Why Do They Call A Total Lunar Eclipse The Blood Moon?
A complete Lunar Eclipse occurs only during a Full Moon. For the astronomical layman who has never viewed an eclipse it seems some of the online descriptions can be confusing. On the one hand the Moons eclipse is said to be similair in view to a solar eclipse in which the sun slowly disappears until nothing but a ring of list exists around a black circle. The black of the Suns eclipse being the result of the Moon moving between the Earth, and Sun. The Lunar Eclipse is also described as the Blood Moon due to the reddish hue it has. Some will say the Moon doesn’t really disappear like the Sun during it’s eclipse. If you’re confused then the answer is that both descriptions are true.
A Total Lunar Eclipse begins with the full bright Moon starting to disappear piece by piece as if it was going through all the phases it would go through in a complete month. You see the bright Moon in contrast to the black part which is no longer illuminated by the Sun as the Moon moves into Earth’s shadow. As it nearly disappears the black portions will begin to take on an orange to crimson hue due to scattered sunlight being cast upon it by edges of Earth’s atmosphere. Due to the Moons size, and distance from Earth it can’t completely escape the rays of the Sun. Eventually we see a full Moon that is red once it’s completely in the Earth’s shadow. This is where the name Blood Moon comes from.
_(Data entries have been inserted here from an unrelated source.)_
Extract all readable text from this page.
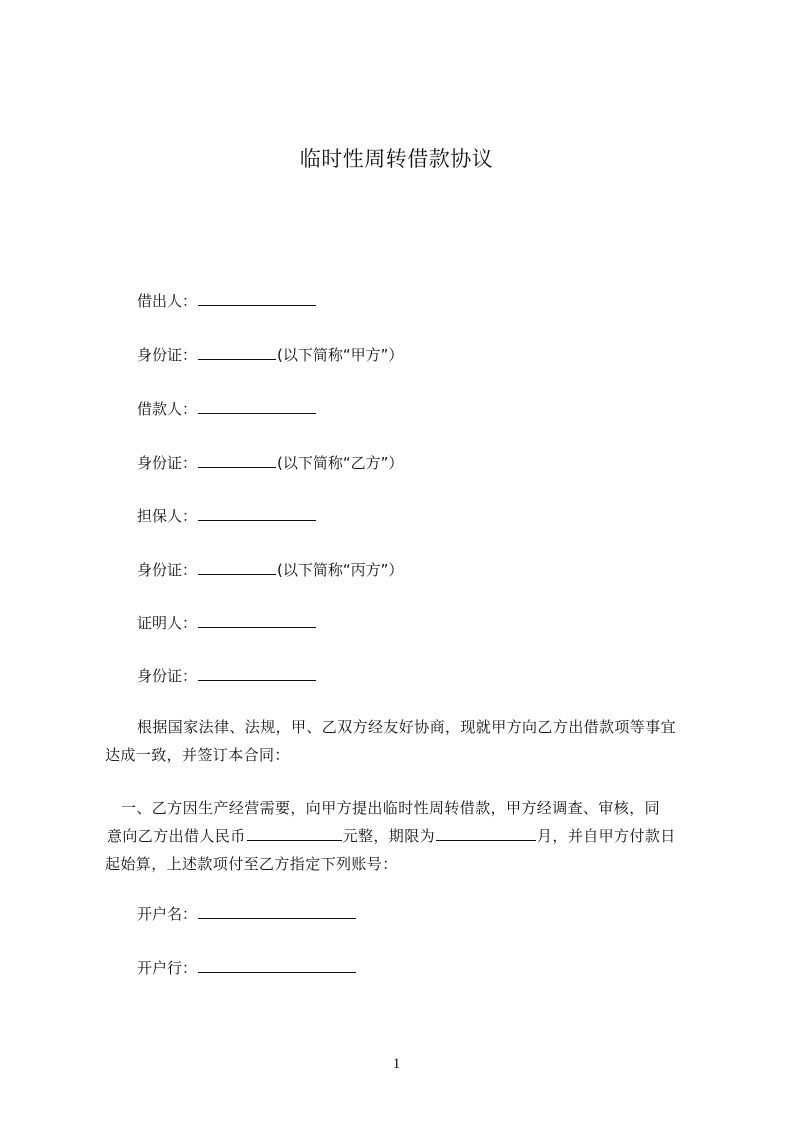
临时性周转借款协议
借出人：
身份证：	(以下简称“甲方”）
借款人：
身份证：	(以下简称“乙方”）
担保人：
身份证：	(以下简称“丙方”）
证明人：
身份证：
根据国家法律、法规，甲、乙双方经友好协商，现就甲方向乙方出借款项等事宜
达成一致，并签订本合同：
一、乙方因生产经营需要，向甲方提出临时性周转借款，甲方经调查、审核，同
意向乙方出借人民币	元整，期限为	月，并自甲方付款日
起始算，上述款项付至乙方指定下列账号：
开户名：
开户行：
1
This is not to be confused with the Blood Moon of October.
As the Moon starts to move out of the Earth’s shadow the red color gives way to the black color again as we see a crescent Moon. The normal silver Moonlight returns going through the Moon phases again. By the end of the night we’re back to the full bright Moon. So we have something similair to a Solar Eclipse, minus the ring of bright light around a black disk, and also a Full red Blood Moon in the middle of the Moon’s eclipse. The entire process is illustrated in the image at the top of this page.